When brand meets product: building identity into the UI
Most design teams treat brand and product as separate disciplines. That's a mistake. Here's how to unify them without losing either.
Every project we take on starts with a question we ask ourselves before we ask the client anything: what's the real problem here? Not the stated problem, not the brief, not the RFP. The real problem — the one that's generating all the symptoms the client is describing.
It sounds simple. It rarely is. Clients have been living inside their problem for so long that the shape of it has become invisible to them. They can describe the symptoms with precision — 'our bounce rate is high', 'users don't understand our differentiator', 'we look like every other company in our sector' — but the root cause is usually one layer deeper.
The best design work we've ever done has started not with a brief or a moodboard, but with a long conversation in which we systematically disassembled every assumption the client brought to the table. Not to be contrarian. To build correctly.
There's a saying in surgery: never operate on the wrong body part, no matter how well you do it. Design has an equivalent: never solve the wrong problem, no matter how beautifully you solve it. A staggeringly well-crafted identity for a product no one needs is still a waste of everyone's resources.
The work we're most proud of — the projects where the client called us six months after launch to say the thing had exceeded every target — those projects all had one thing in common: we spent the first two to three weeks of engagement doing nothing but listening, questioning, and mapping. We built the picture before we picked up the pencil.
What does this look like in practice? It starts with deep dives — structured conversations with the leadership team, individual contributors, and where possible, customers. We're looking for the gap between what people say and what they do, between the company's stated identity and its revealed identity, between the problem as described and the problem as experienced.

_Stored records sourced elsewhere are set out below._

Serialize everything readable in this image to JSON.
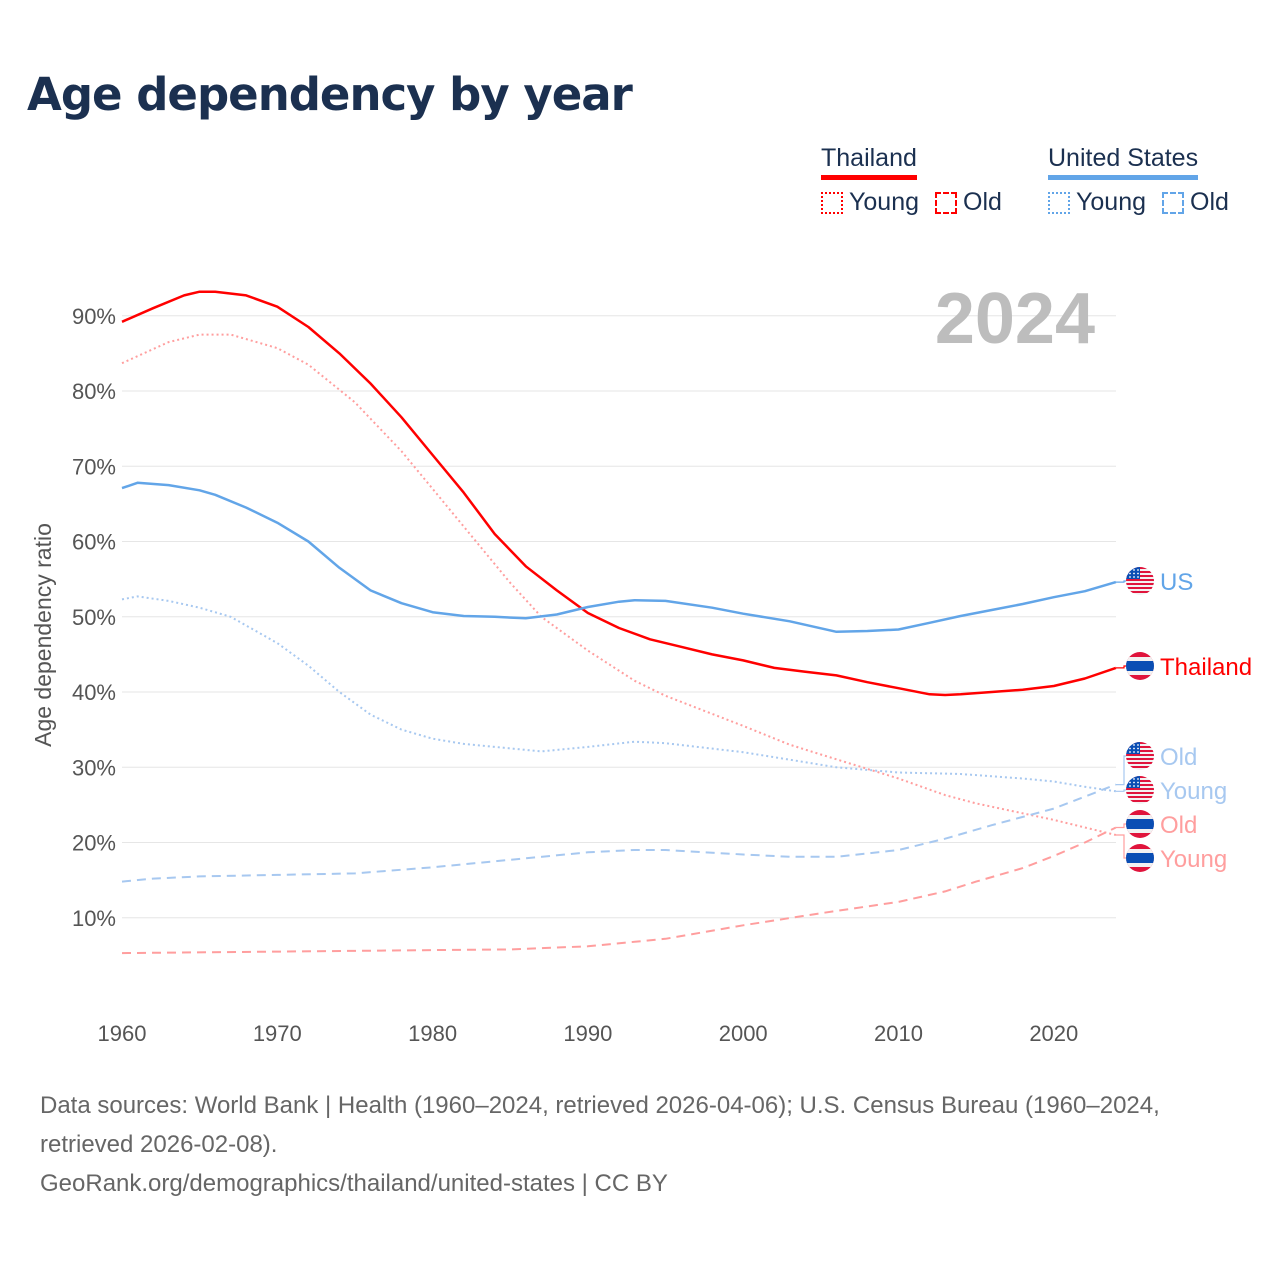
{
  "title": "Age dependency by year",
  "legend": {
    "groups": [
      {
        "name": "Thailand",
        "color": "#ff0000",
        "items": [
          "Young",
          "Old"
        ]
      },
      {
        "name": "United States",
        "color": "#62a5e8",
        "items": [
          "Young",
          "Old"
        ]
      }
    ]
  },
  "year_watermark": "2024",
  "footer": {
    "sources": "Data sources: World Bank | Health (1960–2024, retrieved 2026-04-06); U.S. Census Bureau (1960–2024, retrieved 2026-02-08).",
    "link": "GeoRank.org/demographics/thailand/united-states | CC BY"
  },
  "chart_data": {
    "type": "line",
    "title": "Age dependency by year",
    "xlabel": "",
    "ylabel": "Age dependency ratio",
    "xlim": [
      1960,
      2024
    ],
    "ylim": [
      0,
      95
    ],
    "x_ticks": [
      1960,
      1970,
      1980,
      1990,
      2000,
      2010,
      2020
    ],
    "y_ticks": [
      "10%",
      "20%",
      "30%",
      "40%",
      "50%",
      "60%",
      "70%",
      "80%",
      "90%"
    ],
    "grid": true,
    "series": [
      {
        "name": "Thailand",
        "label": "Thailand",
        "color": "#ff0000",
        "style": "solid",
        "flag": "th",
        "x": [
          1960,
          1962,
          1964,
          1965,
          1966,
          1968,
          1970,
          1972,
          1974,
          1976,
          1978,
          1980,
          1982,
          1984,
          1986,
          1988,
          1990,
          1992,
          1994,
          1996,
          1998,
          2000,
          2002,
          2004,
          2006,
          2008,
          2010,
          2012,
          2013,
          2014,
          2016,
          2018,
          2020,
          2022,
          2024
        ],
        "values": [
          89.2,
          91,
          92.7,
          93.2,
          93.2,
          92.7,
          91.2,
          88.5,
          85,
          81,
          76.5,
          71.5,
          66.5,
          61,
          56.7,
          53.5,
          50.5,
          48.5,
          47,
          46,
          45,
          44.2,
          43.2,
          42.7,
          42.2,
          41.3,
          40.5,
          39.7,
          39.6,
          39.7,
          40,
          40.3,
          40.8,
          41.8,
          43.2
        ]
      },
      {
        "name": "Thailand Young",
        "label": "Young",
        "color": "#ff9e9e",
        "style": "dotted",
        "flag": "th",
        "x": [
          1960,
          1963,
          1965,
          1967,
          1970,
          1972,
          1975,
          1978,
          1980,
          1983,
          1985,
          1987,
          1990,
          1993,
          1995,
          2000,
          2003,
          2005,
          2010,
          2013,
          2015,
          2020,
          2024
        ],
        "values": [
          83.7,
          86.5,
          87.5,
          87.5,
          85.7,
          83.5,
          78.5,
          72,
          67,
          59.5,
          54.5,
          50,
          45.5,
          41.5,
          39.5,
          35.5,
          33,
          31.7,
          28.5,
          26.3,
          25.2,
          23,
          21
        ]
      },
      {
        "name": "Thailand Old",
        "label": "Old",
        "color": "#ff9e9e",
        "style": "dashed",
        "flag": "th",
        "x": [
          1960,
          1970,
          1980,
          1985,
          1990,
          1995,
          2000,
          2005,
          2010,
          2013,
          2015,
          2018,
          2020,
          2022,
          2024
        ],
        "values": [
          5.3,
          5.5,
          5.7,
          5.8,
          6.2,
          7.2,
          9,
          10.6,
          12.1,
          13.5,
          14.8,
          16.6,
          18.2,
          20,
          22
        ]
      },
      {
        "name": "United States",
        "label": "US",
        "color": "#62a5e8",
        "style": "solid",
        "flag": "us",
        "x": [
          1960,
          1961,
          1963,
          1965,
          1966,
          1968,
          1970,
          1972,
          1974,
          1976,
          1978,
          1980,
          1982,
          1984,
          1986,
          1988,
          1990,
          1992,
          1993,
          1995,
          1998,
          2000,
          2003,
          2006,
          2008,
          2010,
          2012,
          2014,
          2016,
          2018,
          2020,
          2022,
          2024
        ],
        "values": [
          67.1,
          67.8,
          67.5,
          66.8,
          66.2,
          64.5,
          62.5,
          60,
          56.5,
          53.5,
          51.8,
          50.6,
          50.1,
          50,
          49.8,
          50.3,
          51.3,
          52,
          52.2,
          52.1,
          51.2,
          50.4,
          49.4,
          48,
          48.1,
          48.3,
          49.2,
          50.1,
          50.9,
          51.7,
          52.6,
          53.4,
          54.6
        ]
      },
      {
        "name": "United States Young",
        "label": "Young",
        "color": "#a7c8f0",
        "style": "dotted",
        "flag": "us",
        "x": [
          1960,
          1961,
          1963,
          1965,
          1967,
          1970,
          1972,
          1974,
          1976,
          1978,
          1980,
          1982,
          1985,
          1987,
          1990,
          1993,
          1995,
          2000,
          2003,
          2006,
          2010,
          2014,
          2018,
          2020,
          2022,
          2024
        ],
        "values": [
          52.3,
          52.7,
          52.1,
          51.2,
          50,
          46.5,
          43.5,
          40,
          37,
          35,
          33.8,
          33.1,
          32.5,
          32.1,
          32.7,
          33.4,
          33.2,
          32,
          31,
          30,
          29.3,
          29.1,
          28.5,
          28.1,
          27.4,
          26.8
        ]
      },
      {
        "name": "United States Old",
        "label": "Old",
        "color": "#a7c8f0",
        "style": "dashed",
        "flag": "us",
        "x": [
          1960,
          1962,
          1965,
          1970,
          1975,
          1980,
          1985,
          1990,
          1993,
          1995,
          2000,
          2003,
          2006,
          2010,
          2013,
          2016,
          2020,
          2024
        ],
        "values": [
          14.8,
          15.2,
          15.5,
          15.7,
          15.9,
          16.7,
          17.7,
          18.7,
          19,
          19,
          18.4,
          18.1,
          18.1,
          19,
          20.5,
          22.3,
          24.5,
          27.7
        ]
      }
    ],
    "end_labels_order": [
      "United States",
      "Thailand",
      "United States Old",
      "United States Young",
      "Thailand Old",
      "Thailand Young"
    ]
  }
}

This phase is uncomfortable for some clients. It should be. We're not there to validate — we're there to understand. The best output of a discovery phase is sometimes not a cleaner brief but a completely different brief. A strategic pivot before a single pixel is moved.
If you're reading this and preparing a new project brief, here's our recommendation: before you write what you need, write what's happening. Describe the situation as it exists today — the business context, the competitive landscape, what your customers are saying, what's working and what isn't. The brief can come out of that. Good studios will help you write it.